After getting back to the hotel and eventually locating the credit-card shaped key for the room, I changed out of my best grey suit, hung it up with the one for tomorrow and took a shower.  I always wear a suit when visiting London to keep people from noticing me.  If I went to the country, I would probably dress differently, but a suit feels like good camouflage in the City to a small-town lad like me.  I put the ad beside my bed to call on the Saturday morning, after 10:30 to be polite, and wasn’t sure at that point whether I would actually do it.

                                                                  *            *           *

I woke at 7am unintentionally.  It happens all too often because I have a workaday body-clock which wasn’t exactly handy for when I worked in a hotel as a Night Porter, or as a postie.  I decided to go for breakfast away from the rather grand, historical hotel because (a) I had heard people leaving the night before complaining that a “gaff” like this should know how to do a proper cooked breakfast, and (b) I knew there was a rather famous East-European dissident who had been poisoned here in the past.  It wasn’t the reason I came, but it was perhaps the reason I could afford to stay in such a fine place.

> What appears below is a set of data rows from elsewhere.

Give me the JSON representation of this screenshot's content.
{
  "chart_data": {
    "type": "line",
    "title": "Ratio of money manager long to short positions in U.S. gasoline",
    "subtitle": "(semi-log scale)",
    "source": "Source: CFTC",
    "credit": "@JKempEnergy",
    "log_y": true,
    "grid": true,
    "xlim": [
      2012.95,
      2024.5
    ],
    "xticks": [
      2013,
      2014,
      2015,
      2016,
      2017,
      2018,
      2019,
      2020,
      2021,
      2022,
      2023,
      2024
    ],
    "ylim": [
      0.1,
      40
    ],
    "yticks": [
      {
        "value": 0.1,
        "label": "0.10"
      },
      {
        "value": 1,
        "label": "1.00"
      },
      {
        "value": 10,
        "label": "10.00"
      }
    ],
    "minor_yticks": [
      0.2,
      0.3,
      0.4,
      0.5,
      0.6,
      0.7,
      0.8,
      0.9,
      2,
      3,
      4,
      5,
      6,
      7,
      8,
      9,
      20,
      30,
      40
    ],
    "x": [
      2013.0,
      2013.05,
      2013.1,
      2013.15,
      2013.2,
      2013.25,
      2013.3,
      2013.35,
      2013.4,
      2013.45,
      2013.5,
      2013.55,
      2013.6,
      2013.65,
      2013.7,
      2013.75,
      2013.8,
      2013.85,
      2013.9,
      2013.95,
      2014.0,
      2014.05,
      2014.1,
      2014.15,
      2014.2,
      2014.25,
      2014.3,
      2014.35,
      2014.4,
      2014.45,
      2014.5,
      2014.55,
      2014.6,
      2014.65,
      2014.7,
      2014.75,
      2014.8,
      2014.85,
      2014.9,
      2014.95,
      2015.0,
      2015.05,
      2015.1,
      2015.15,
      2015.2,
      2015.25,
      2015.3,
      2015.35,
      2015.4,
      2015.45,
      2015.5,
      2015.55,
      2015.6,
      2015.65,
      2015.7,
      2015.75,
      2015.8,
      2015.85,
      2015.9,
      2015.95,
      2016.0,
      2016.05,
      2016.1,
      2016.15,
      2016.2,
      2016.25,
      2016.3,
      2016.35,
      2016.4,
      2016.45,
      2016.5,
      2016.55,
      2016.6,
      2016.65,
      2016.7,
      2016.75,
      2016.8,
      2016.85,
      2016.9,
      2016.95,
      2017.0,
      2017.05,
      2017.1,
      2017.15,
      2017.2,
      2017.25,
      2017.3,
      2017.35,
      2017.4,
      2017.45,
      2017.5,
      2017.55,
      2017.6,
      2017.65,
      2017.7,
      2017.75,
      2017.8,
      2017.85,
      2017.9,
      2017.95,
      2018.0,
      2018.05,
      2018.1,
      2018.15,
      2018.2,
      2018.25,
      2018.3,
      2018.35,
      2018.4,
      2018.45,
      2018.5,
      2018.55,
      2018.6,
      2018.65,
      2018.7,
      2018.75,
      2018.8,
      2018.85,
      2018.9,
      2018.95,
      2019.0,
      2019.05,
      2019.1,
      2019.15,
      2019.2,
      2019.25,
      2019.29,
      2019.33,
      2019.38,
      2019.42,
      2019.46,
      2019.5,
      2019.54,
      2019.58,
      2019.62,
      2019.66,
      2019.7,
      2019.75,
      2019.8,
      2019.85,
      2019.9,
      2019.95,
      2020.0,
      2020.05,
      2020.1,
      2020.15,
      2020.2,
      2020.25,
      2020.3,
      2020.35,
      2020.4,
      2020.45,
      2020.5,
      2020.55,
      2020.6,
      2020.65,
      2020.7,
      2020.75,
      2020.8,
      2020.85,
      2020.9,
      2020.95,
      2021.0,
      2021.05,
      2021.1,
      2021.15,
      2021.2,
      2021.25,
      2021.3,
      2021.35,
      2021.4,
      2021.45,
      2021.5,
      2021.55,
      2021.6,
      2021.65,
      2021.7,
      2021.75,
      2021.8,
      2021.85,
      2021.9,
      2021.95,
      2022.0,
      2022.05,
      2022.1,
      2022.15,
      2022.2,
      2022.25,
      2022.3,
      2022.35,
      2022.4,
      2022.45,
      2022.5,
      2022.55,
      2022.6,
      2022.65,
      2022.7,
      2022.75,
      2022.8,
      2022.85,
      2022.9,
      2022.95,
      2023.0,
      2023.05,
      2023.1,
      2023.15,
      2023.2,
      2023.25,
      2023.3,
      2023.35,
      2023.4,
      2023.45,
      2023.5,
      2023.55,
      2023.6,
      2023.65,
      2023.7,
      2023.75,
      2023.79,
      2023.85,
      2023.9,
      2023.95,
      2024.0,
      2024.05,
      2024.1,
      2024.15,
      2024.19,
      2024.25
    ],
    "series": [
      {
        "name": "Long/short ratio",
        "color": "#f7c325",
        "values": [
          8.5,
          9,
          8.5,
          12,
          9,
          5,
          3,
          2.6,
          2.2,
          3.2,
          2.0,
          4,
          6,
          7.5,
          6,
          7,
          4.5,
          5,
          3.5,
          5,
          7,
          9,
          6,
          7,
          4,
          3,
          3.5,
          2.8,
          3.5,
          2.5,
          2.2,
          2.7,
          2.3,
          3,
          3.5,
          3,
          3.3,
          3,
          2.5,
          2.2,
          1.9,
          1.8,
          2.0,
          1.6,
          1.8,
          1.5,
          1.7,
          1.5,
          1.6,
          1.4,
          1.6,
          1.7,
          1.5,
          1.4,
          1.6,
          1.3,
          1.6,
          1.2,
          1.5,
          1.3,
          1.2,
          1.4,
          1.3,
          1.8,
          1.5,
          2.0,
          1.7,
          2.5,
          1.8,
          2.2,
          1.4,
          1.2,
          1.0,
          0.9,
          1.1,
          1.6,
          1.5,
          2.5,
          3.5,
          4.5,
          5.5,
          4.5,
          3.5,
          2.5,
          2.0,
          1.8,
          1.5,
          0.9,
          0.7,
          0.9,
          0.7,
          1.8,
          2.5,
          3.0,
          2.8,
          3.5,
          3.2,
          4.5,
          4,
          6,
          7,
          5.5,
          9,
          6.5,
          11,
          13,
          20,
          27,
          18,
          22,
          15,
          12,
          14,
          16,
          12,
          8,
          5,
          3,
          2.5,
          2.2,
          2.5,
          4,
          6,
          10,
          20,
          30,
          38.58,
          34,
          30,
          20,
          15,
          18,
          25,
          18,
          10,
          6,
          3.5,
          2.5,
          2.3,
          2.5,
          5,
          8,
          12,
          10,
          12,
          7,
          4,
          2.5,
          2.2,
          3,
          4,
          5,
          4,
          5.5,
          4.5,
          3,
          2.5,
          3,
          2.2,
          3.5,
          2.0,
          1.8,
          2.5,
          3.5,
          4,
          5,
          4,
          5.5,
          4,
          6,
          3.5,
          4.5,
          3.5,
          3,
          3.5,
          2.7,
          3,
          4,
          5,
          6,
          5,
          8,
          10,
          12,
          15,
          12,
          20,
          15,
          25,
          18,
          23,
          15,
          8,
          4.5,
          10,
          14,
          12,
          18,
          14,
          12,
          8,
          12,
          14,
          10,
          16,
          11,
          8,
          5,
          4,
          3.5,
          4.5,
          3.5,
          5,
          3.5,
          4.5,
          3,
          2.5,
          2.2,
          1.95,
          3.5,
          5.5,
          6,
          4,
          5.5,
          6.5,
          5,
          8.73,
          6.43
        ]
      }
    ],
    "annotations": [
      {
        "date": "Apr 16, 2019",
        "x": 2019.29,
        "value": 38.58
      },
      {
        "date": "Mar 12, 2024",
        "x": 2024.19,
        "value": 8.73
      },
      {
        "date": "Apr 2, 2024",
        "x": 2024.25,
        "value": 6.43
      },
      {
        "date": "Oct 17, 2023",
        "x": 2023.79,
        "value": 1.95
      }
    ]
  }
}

The greasy-spoon café I chose gave a nice view of Hyde Park and had the bonus of a beautiful girl on the counter who chatted non-stop to me and smelled of cinnamon.  She was from Poland, absolutely manic, and had a name like Ibona or Ivona that she garbled.  I ate breakfast slowly so that I would have no reason to look like leaving, told a few jokes to her (and cringed when she didn’t get one) and order several flavoured cups of coffee to get me the energy for a long day.

At about 9am, when I had run out of things to talk about and completely lost the will to take another frothy coffee, I took in a couple of breath-mints secreted in the top-pocket of my casual shirt and grinned at Ibona/Ivona, who blushed like a Jane Austen character in a pair of jeans and a t-shirt.  With my back turned to her, I had written my mobile number and name on the £20 note that just covered the meal and the near-lethal dose of caffeine.

She smiled at me and advised that my bill was “£17,50, unless you want to tip,” with a giggle that sent electricity up and down my spine.  I handed over the note with my thumb underlining the message.  “I’m Bill from Woodside, by the way,” I told her as I handed over the note, flicking it with my forefinger in the hope of drawing her attention to the secret message.

“Okay, Bill from Woodside - do you plan to come to London again from this place?” she asked with a Gigawatt smile and a raised eyebrow.

“I’m not sure yet.  I... may be getting a job in North London soon but it depends on whether they like me.”  She took the note and put it straight in the till while plucking out my change.  I gawped and tried to think of some way to draw her attention to it.

“Sorry, I’m not sure if I gave you a ten or a twenty,” I floundered desperately.  She didn’t look down, shut the register and proffered the change.

“You did - it was pink not orange.  We’re okay, ” she replied.  “If you’re in London again, we would be happy to see such a nice man who likes my special coffee so much,” she added, holding out the change.  I closed her hand around it in a manner I hoped inferred she should keep it, and she genuinely looked surprised.  Slim pickings in her café for tips, by the look of the empty coffee-mug with a cat on the front and a chip on the back that said tips in black ink.

“Keep the change.  If you cash up, and find you’re £10 short, you know who to blame, right?”

“Oh sure, Bill from Woodside - I won’t forget that!” she said, and I could hear her laughing in a warm, friendly way even after I closed the door behind me.